Until last week, it was thought that the jihadi threat was subsiding and the security services were increasingly able to disrupt any serious plot. The recent attacks involved knives or rented cars – deadly in the wrong hands but a far cry from the 7/7 attacks, or the seven-aircraft Heathrow aircraft bomb plot thwarted in 2006.
Yet now, for the second time in our history, a suicide bomb attack has been perpetrated against the public. And this might show that things are getting worse. That as Isis is forced into retreat in Iraq and Syria, the jihadists are preparing to return to Britain with deadlier skills and tactics. While al-Qaeda focused on military and economic targets, Isis considers young girls at a pop concert to be ‘crusaders’. The terrorist threat seems to be evolving yet again.

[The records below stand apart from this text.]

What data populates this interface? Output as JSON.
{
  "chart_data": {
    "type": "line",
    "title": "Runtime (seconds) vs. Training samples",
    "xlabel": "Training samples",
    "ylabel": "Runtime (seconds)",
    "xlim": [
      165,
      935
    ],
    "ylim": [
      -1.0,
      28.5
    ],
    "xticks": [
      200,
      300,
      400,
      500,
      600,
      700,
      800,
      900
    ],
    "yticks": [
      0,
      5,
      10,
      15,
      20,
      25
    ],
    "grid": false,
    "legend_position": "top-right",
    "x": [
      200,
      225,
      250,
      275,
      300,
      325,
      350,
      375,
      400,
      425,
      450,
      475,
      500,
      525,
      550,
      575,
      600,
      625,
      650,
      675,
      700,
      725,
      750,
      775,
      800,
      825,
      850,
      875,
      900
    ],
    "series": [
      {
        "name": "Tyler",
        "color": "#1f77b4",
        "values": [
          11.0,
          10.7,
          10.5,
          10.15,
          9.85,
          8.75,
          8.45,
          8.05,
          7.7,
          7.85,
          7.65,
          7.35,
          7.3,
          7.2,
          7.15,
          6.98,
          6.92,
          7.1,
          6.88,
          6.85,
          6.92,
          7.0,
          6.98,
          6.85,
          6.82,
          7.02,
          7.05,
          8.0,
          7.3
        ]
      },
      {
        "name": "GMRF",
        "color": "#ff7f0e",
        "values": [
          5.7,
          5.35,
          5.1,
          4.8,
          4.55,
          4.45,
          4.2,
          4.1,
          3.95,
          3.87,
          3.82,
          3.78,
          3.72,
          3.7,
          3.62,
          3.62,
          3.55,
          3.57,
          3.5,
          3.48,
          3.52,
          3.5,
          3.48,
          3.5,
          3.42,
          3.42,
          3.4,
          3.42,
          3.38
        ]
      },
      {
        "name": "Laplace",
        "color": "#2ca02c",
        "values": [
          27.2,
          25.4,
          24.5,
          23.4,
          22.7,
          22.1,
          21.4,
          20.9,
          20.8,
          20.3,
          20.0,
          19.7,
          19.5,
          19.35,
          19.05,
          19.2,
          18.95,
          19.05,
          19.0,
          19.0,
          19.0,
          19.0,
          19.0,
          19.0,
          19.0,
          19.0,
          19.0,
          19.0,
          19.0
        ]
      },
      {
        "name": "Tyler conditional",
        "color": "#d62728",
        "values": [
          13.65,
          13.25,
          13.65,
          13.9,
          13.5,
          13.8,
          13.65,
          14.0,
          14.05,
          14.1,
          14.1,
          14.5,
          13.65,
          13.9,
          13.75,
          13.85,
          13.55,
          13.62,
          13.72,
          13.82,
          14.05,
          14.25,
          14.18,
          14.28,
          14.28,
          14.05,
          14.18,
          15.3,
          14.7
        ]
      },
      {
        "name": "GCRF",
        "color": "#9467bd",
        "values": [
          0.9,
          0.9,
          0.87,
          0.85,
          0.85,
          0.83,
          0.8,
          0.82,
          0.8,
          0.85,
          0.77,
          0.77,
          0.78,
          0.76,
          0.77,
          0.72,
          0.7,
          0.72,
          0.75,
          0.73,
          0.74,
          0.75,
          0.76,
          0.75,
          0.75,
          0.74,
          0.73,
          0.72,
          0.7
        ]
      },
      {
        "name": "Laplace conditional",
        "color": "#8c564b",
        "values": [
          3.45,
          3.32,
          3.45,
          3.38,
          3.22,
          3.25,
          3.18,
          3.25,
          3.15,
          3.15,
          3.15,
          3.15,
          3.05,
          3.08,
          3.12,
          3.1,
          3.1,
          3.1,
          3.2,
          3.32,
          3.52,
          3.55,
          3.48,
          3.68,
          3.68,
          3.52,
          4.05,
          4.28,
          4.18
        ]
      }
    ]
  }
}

As the threat adapts, so should our response. No politician will want to do anything which might be interpreted as trying to exploit the Manchester attacks – yet security is a valid issue in this and every other election. How we react to the threat of the jihadist menace must form part of the debate. Offering words of comfort while condemning the perpetrator is the easy part, and one that now seems to fall part of a grotesquely familiar routine repeated after every fresh atrocity. It is time to move beyond praying for Manchester, Stockholm, Nice or other similar cities – and move on to a firm discussion about how to keep these cities safe.
Fighting terrorism requires very tough, practical measures. There is a need for surveillance, raids, arrests and incarceration, however ugly they might sometimes be. But as the intelligence services are the first to point out, they can never tackle terrorism on their own.